Quando a Covid chegou ao Brasil, pouco depois do Carnaval de 2020, Savia, rainha de bateria da Unidos de Vila Maria, acendeu o alerta vermelho. Ela, que desfila pela escola da escola da Zona Norte de São Paulo há quatro carnavais, isolou-se com o marido e os dois filhos em Ilha Grande (RJ) logo no começo do lockdown. Foi lá que descobriu um novo hobby que preencheu a agenda esvaziada: passou a dedicar-se a esportes ao ar livre, entre eles o remo. Isso ajudou a advogada de 33 anos a manter o condicionamento físico.
Savia, que também desfila como musa da Beija-Flor de Nilópolis há 13 anos, é a favor do cancelamento dos desfiles. "Em uma grande manifestação como o carnaval é impossível de se controlar o vírus." Para a noite do próximo sábado, data em estaria na Sapucaí, Savia já tem planos. "Vou olhar vídeos antigos para matar a saudade, botar um sonzinho, sambar e ter na minha mente que, se Deus quiser, em 2022 eu vou estar sambando muito no Anhembi e na Sapucaí junto com as minhas famílias.

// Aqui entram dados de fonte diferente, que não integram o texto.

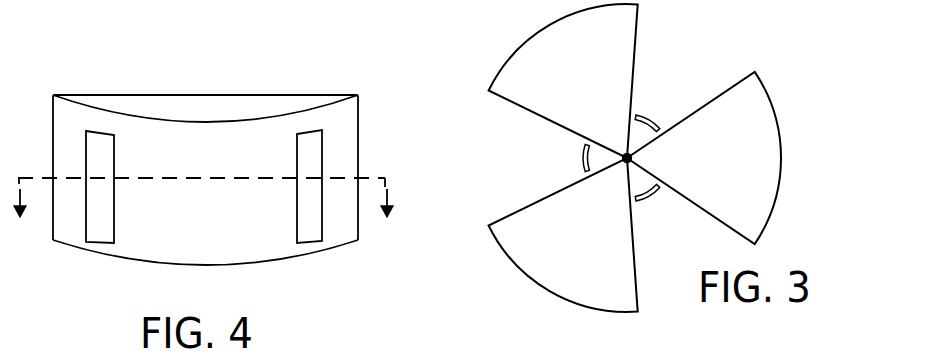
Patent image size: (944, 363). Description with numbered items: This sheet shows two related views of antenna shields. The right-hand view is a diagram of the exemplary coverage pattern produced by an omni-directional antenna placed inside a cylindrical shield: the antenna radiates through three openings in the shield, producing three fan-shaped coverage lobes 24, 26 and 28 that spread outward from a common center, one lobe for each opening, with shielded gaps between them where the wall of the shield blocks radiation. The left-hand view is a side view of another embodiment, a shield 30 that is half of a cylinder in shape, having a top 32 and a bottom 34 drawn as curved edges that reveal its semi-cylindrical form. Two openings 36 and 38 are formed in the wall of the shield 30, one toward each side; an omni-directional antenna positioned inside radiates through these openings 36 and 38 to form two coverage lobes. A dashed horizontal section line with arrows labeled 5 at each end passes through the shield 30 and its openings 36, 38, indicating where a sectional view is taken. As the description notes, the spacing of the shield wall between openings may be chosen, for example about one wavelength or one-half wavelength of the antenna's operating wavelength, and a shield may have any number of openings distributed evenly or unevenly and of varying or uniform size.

In FIG. 4, the shield 30 is at (205, 170).
In FIG. 4, the top 32 is at (213, 107).
In FIG. 4, the bottom 34 is at (168, 262).
In FIG. 4, the opening 36 is at (103, 232).
In FIG. 4, the opening 38 is at (303, 230).
In FIG. 4, the section line 5- 5 is at (203, 211).
In FIG. 3, the coverage lobe 24 is at (532, 282).
In FIG. 3, the coverage lobe 26 is at (777, 108).
In FIG. 3, the coverage lobe 28 is at (516, 43).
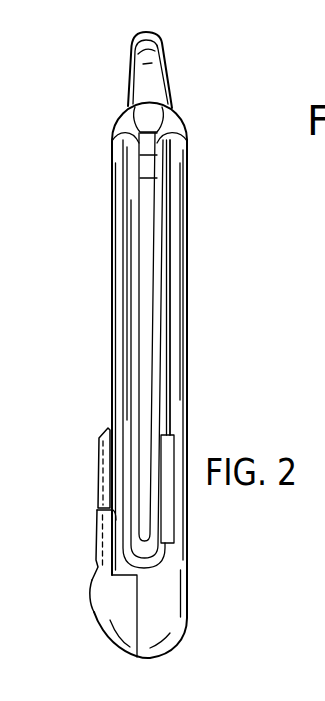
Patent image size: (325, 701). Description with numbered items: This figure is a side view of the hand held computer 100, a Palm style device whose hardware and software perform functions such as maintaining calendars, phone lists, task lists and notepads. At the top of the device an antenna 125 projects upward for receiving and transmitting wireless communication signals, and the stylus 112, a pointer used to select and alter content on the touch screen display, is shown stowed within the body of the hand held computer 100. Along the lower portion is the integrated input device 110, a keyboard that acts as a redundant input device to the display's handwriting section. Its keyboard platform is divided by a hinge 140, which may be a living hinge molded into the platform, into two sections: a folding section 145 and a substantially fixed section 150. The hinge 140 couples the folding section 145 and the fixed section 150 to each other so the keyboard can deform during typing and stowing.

The hand held computer 100 is at (197, 121).
The input device 110 is at (197, 620).
The stylus 112 is at (148, 262).
The antenna 125 is at (155, 72).
The hinge 140 is at (100, 508).
The folding section 145 is at (105, 431).
The substantially fixed section 150 is at (96, 546).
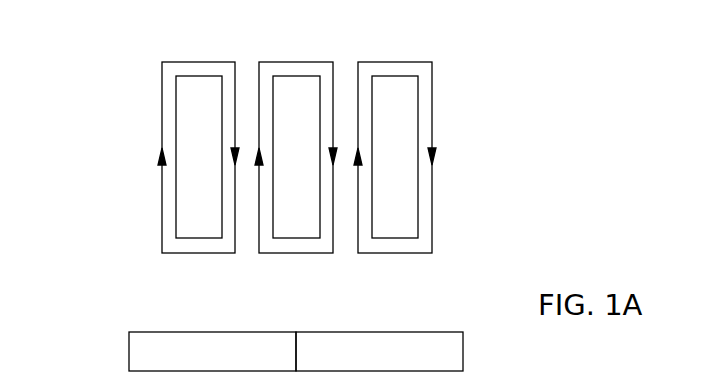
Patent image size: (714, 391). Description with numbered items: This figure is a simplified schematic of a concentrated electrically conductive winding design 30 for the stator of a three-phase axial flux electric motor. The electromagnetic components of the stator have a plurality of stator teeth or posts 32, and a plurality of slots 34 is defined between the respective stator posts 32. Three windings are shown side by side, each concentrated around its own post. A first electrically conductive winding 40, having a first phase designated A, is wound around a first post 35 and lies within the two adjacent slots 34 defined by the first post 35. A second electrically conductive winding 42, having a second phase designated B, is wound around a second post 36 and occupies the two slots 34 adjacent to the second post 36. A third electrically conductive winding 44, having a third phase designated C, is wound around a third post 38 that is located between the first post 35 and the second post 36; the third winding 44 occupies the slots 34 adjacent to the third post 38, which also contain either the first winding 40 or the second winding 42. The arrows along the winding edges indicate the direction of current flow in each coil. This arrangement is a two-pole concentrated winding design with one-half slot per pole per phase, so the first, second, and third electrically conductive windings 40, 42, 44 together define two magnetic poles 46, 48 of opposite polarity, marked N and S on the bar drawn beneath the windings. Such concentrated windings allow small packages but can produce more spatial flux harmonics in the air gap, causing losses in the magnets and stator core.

The concentrated electrically conductive winding design 30 is at (80, 117).
The stator posts 32 is at (394, 87).
The slots 34 is at (247, 90).
The first post 35 is at (210, 178).
The second post 36 is at (407, 178).
The third post 38 is at (308, 178).
The first electrically conductive winding 40 is at (162, 90).
The second electrically conductive winding 42 is at (421, 253).
The third electrically conductive winding 44 is at (322, 253).
The magnetic pole 46 is at (140, 332).
The magnetic pole 48 is at (452, 332).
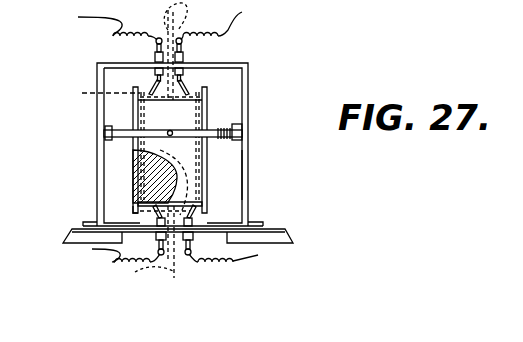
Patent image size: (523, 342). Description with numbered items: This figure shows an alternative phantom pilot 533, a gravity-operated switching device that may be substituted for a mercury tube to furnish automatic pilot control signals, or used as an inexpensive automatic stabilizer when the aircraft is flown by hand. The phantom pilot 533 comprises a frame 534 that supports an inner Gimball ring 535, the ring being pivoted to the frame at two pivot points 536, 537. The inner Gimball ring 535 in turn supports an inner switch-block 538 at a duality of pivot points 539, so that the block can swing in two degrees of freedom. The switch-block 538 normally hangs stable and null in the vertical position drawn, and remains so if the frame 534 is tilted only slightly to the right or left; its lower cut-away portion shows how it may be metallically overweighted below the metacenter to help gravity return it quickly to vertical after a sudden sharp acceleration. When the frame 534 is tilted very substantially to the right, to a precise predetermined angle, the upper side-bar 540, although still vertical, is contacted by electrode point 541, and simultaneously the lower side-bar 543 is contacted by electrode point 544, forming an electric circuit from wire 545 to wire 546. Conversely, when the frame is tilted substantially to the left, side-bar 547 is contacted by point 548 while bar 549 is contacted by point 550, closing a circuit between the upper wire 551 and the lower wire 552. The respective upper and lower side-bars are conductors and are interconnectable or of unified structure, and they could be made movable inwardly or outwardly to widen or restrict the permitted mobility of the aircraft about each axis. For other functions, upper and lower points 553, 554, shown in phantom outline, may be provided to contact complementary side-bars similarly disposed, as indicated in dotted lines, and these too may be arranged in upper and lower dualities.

The phantom pilot 533 is at (252, 72).
The frame 534 is at (250, 176).
The inner Gimball ring 535 is at (190, 116).
The pivot point 536 is at (243, 126).
The pivot point 537 is at (104, 130).
The inner switch-block 538 is at (208, 157).
The pivot points 539 is at (134, 152).
The upper side-bar 540 is at (137, 92).
The electrode point 541 is at (156, 92).
The lower side-bar 543 is at (208, 203).
The electrode point 544 is at (212, 221).
The wire 545 is at (97, 21).
The wire 546 is at (220, 266).
The side-bar 547 is at (208, 93).
The electrode point 548 is at (190, 88).
The side-bar 549 is at (134, 203).
The electrode point 550 is at (155, 221).
The upper wire 551 is at (226, 22).
The lower wire 552 is at (101, 256).
The upper point 553 is at (88, 96).
The lower point 554 is at (208, 157).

À frente da bateria da Império de Casa Verde há 10 anos, Valeska Reis também é assistente de palco do programa "A hora do Faro", da Record. Por isso, não ficou parada: "Tenho meu trabalho paralelo na TV, mas o carnaval sempre foi presente na minha vida. A cada final de semana que chega, eu fico com aquela sensação de 'poxa, hoje eu não vou me arrumar de tarde para ir para o samba, não vou poder dançar, nem ver amigos'. Essa é a hora que o isolamento pega mesmo", desabafa.
Valeska consegue ver, pelo menos, um lado positivo no cancelamento dos desfiles. A paulistana de 32 anos conta que, nesse ano, vai fazer algo que sempre quis, mas nunca conseguiu: ir para a praia durante o feriado. Para o ano que vem, ela tem esperança: "Torço para que voltemos para a avenida. Acho, inclusive, que devemos ter mais dias de festa para tirar o atraso. Vai ser um momento de rever pessoas, extravasar, comemorar a vida... Comemorar a vida vai ser o grande sentido do carnaval de 2022."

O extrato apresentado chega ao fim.